Note: CE and WC represent capacity expansion and working capital, respectively.

On the basis of the individual values of BCI for industrial and services sector of SMEs, the following broad observation can be made:

(i)Prospects of Gross sales in Services sector are brighter than that in case of Manufacturing sector, attributable to better prospects of new orders / contracts, selling prices and Credit availability for capacity expansion. Exports of the manufacturers have also been much badly affected than the service based entrepreneurs.

(ii)MSMEs in manufacturing sector seem to be relatively less favorably placed in terms of credit availability and credit cost of working capital as compared to their counterparts in services sector. This is because manufacturing requires relatively higher credit for investment and working capital.

(iii)Net profit margin in MSMEs belonging to the manufacturing sector is far lower than that in Service sectorMSMEs. This isowed to rising costs both in terms of raw materials and higher amounts of credit required.

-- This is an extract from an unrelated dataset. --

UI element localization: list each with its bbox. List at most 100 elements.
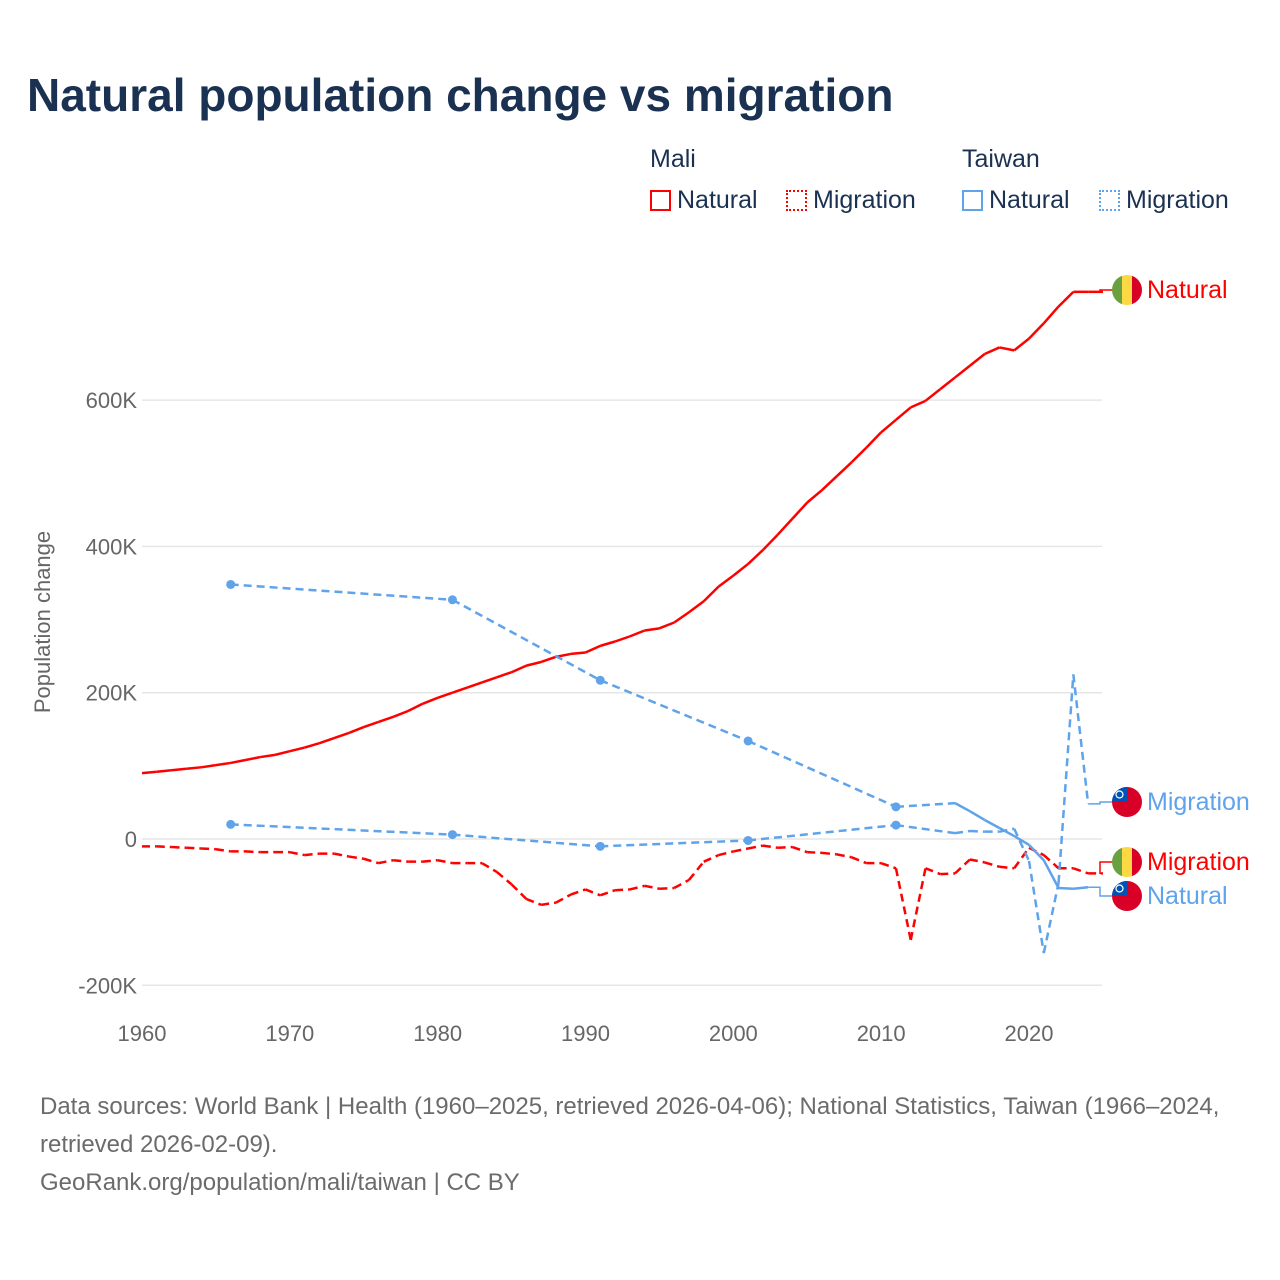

[[1]] The range of 0-100 has been dividend in the following four parts: (i) 0-24, indicating significantly unfavorable change to the extent of more than 10%, (ii) 25-49, indicating unfavorable change to the extent of 1-10%, (iii) 51-74, indicating favorable change to the extent of 1-10%, and (iv) 75- 100, indicating most favorable change to the extent of greater than 10%. The values of 0, 50 and 100 would indicate most unfavorable change, no change and most favorable change, respectively.

[[2]] The respondent were asked to compare the business prospects in third quarter of 2010-11 with quarter just passed by (July- Sep) on the following 14 outlook indicators: Gross sales, Employment generation, New orders / contracts, Capacity utilization, Capacity expansion, Exports, Selling prices, Overall input costs, Inventory level, Net profit margin, Credit availability for working capital, Credit availability for capacity expansion, Credit cost for working capital, and Credit cost for capacity expansion. The responses received on each of these questions were adjusted in such a manner that they were neither biased towards large number of small firms (financially) nor towards the financially large firms.